Kayleah Long posts holiday snaps and all sorts of really quite homey stuff that is, nevertheless, definitely in a different league to the rest of us. It's not stretch-limos and private jets to Marbella for the weekend, it's more subtly asserting wealth and comfort, but with a twist of domesticity that we didn't see a decade ago.
We had seen Posh and Cheryl and Coleen and the gang in magazines, when they got married or had a baby or moved into their dream home of marble halls, floors, bathrooms and walls.
We saw them styled and set up and then, in Germany, we saw them on the move.
And those English Wags in Baden Baden really moved. They moved in a pack, they reportedly cut up the nightclubs with Elen Rives, then the partner of Frank Lampard, alleged to have stood on a table to sing 'I Will Survive'. Coleen apparently brought a tanning consultant with her on the trip.
The images of the English Wags walking side by side in a line of bling and deep tan are a sight to behold even now.
Victoria in her vests, her short shorts and her long boots was quite something. Her bright blue bag stood out from the crowd, in a time when very few of us would know without a moment's hesitation that it's a Birkin bag.
The thing about oversharing is that we now know almost everything about everybody and even bling is a bit jaded by now.

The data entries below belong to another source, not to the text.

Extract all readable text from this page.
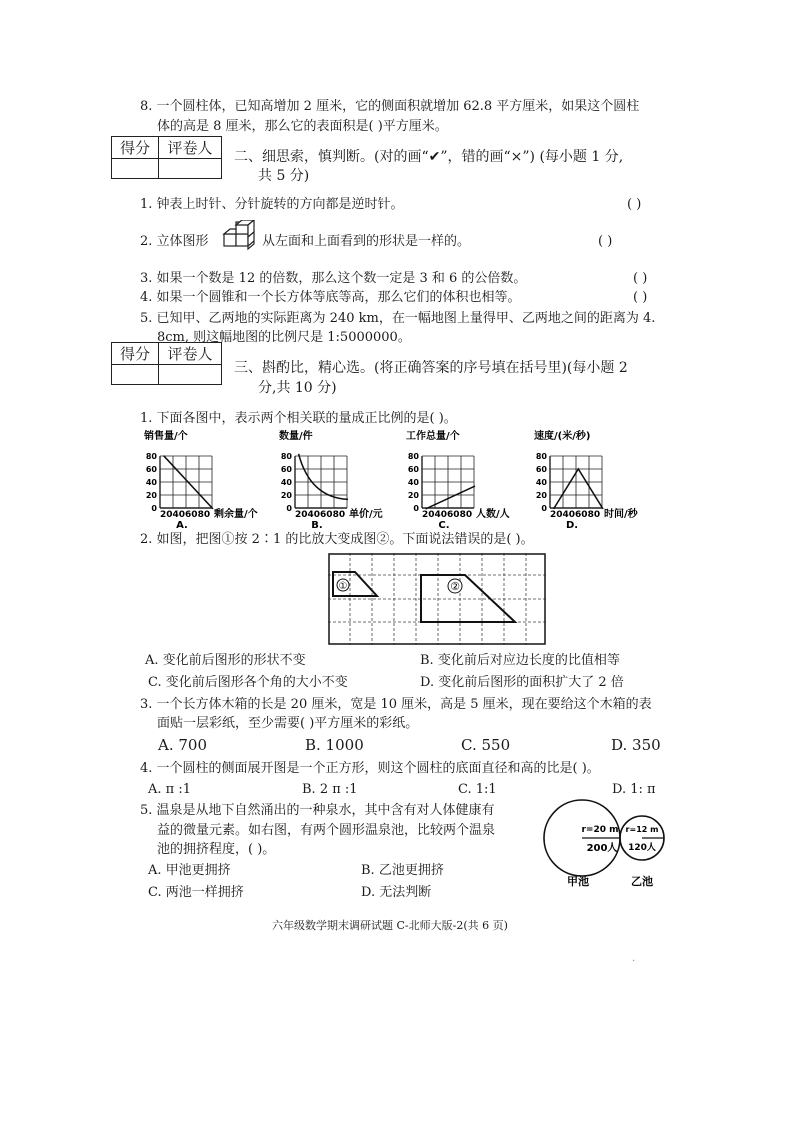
8. 一个圆柱体，已知高增加 2 厘米，它的侧面积就增加 62.8 平方厘米，如果这个圆柱
体的高是 8 厘米，那么它的表面积是( )平方厘米。
得分	评卷人
	二、细思索，慎判断。(对的画“✔”，错的画“×”) (每小题 1 分,
共 5 分)
1. 钟表上时针、分针旋转的方向都是逆时针。	( )
2. 立体图形	从左面和上面看到的形状是一样的。	( )
3. 如果一个数是 12 的倍数，那么这个数一定是 3 和 6 的公倍数。	( )
4. 如果一个圆锥和一个长方体等底等高，那么它们的体积也相等。	( )
5. 已知甲、乙两地的实际距离为 240 km，在一幅地图上量得甲、乙两地之间的距离为 4.
8cm, 则这幅地图的比例尺是 1:5000000。
得分	评卷人

三、斟酌比，精心选。(将正确答案的序号填在括号里)(每小题 2
分,共 10 分)
1. 下面各图中，表示两个相关联的量成正比例的是( )。
销售量/个
80
60
40
20
0
20406080 剩余量/个
A.
数量/件
80
60
40
20
0
20406080 单价/元
B.
工作总量/个
80
60
40
20
0
20406080 人数/人
C.
速度/(米/秒)
80
60
40
20
0
20406080 时间/秒
D.
2. 如图，把图①按 2∶1 的比放大变成图②。下面说法错误的是( )。
①	②
A. 变化前后图形的形状不变	B. 变化前后对应边长度的比值相等
C. 变化前后图形各个角的大小不变	D. 变化前后图形的面积扩大了 2 倍
3. 一个长方体木箱的长是 20 厘米，宽是 10 厘米，高是 5 厘米，现在要给这个木箱的表
面贴一层彩纸，至少需要( )平方厘米的彩纸。
A. 700	B. 1000	C. 550	D. 350
4. 一个圆柱的侧面展开图是一个正方形，则这个圆柱的底面直径和高的比是( )。
A. π :1	B. 2 π :1	C. 1:1	D. 1: π
5. 温泉是从地下自然涌出的一种泉水，其中含有对人体健康有
益的微量元素。如右图，有两个圆形温泉池，比较两个温泉
池的拥挤程度，( )。
A. 甲池更拥挤	B. 乙池更拥挤
C. 两池一样拥挤	D. 无法判断
r=20 m
200人
r=12 m
120人
甲池	乙池
六年级数学期末调研试题 C-北师大版-2(共 6 页)
.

If Victoria was queen of the Wags in 2006, the queen bee of the Irish partners this year is undeniably Claudine Keane. Claudine has the seniority and the longevity, and she has a clutch of other elements that make her top of the heap.

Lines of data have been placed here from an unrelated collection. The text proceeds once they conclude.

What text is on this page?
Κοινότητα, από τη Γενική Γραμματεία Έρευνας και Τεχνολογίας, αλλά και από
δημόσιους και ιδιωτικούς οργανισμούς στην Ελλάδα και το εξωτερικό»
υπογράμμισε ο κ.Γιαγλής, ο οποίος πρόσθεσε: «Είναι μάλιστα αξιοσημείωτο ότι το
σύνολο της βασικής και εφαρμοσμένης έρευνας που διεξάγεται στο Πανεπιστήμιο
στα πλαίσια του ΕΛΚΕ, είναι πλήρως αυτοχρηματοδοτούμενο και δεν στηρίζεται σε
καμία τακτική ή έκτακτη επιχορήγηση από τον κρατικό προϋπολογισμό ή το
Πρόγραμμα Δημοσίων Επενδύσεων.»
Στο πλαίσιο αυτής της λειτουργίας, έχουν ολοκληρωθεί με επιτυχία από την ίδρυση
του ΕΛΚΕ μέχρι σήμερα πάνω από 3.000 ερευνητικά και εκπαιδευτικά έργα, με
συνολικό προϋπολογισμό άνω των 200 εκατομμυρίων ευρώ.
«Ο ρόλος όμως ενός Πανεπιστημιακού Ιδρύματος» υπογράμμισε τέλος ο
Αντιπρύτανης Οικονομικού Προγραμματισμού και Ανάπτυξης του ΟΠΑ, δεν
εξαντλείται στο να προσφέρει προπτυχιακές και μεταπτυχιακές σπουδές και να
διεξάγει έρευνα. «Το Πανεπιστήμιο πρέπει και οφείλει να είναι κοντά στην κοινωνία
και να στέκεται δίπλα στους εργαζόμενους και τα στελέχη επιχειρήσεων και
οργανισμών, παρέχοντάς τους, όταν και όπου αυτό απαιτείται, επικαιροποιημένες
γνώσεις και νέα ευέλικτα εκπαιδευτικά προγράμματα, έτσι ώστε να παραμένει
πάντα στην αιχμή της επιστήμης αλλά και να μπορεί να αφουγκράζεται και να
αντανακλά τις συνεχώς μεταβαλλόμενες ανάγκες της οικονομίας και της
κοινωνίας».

Claudine, who held her own round table with the press last week, has the top-notch glamour of the classic Wag. Never slouchy, never slumming in her gym gear, never without her full face of make-up and sleek hair, never off duty. She also has the lifestyle to which many other footballers and their partners aspire. They're not living in the arse end of England or here in Ireland, hoping for the odd day of sunshine. They're in LA, baby, and thanks to social media, we know a lot about how that's a fine life.

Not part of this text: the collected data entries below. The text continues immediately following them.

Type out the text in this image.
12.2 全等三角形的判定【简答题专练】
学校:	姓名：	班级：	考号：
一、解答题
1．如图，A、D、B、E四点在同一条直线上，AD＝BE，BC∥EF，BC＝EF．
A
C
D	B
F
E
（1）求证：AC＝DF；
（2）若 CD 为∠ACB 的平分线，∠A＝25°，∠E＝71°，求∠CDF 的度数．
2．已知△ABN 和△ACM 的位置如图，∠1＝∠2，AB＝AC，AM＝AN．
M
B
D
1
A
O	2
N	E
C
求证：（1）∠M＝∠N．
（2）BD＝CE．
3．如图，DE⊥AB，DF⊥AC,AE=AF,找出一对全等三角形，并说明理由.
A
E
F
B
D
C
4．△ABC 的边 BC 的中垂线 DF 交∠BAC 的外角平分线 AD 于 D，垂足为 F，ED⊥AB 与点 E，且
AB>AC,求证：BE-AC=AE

Only the other week, in fact, Claudine, Robbie and Robert Jnr posed on the Friends sofa on the NBC lot, fulfilling a "lifelong dream", according to her Twitter. On the surface, hers is the stuff of the Wag dream, but there's that utterly conventional core to it too.
Claudine and Robbie Keane have been together since they were very young, long before the big money and the LA life. She is always a picture of glamour, but she's generally getting stuck in with her kids and hanging out with her husband at the same time.
There's a steady, sort of surburban-with-diamond-bells-on quality to the wives and partners today that sets them apart from those of the past.
The Twitter of Erin McClean, wife of the controversial Ireland player James, is a case in point. There are a few pictures from their recent wedding, but aside from that, her tweets are bursting with excitement about the Euros, filled with pride about her husband, complete with green emojis and tricolours. It's normal modern young woman stuff, even if the world that she and her husband inhabit is less than normal, or more than normal, perhaps.
In 2006, the antics of, and the attention given, to the English Wags was blamed, in part, for their 'crashing out' of the World Cup. Now that the women have scaled it back, they're not only Wags no more, but potential scapegoats, too.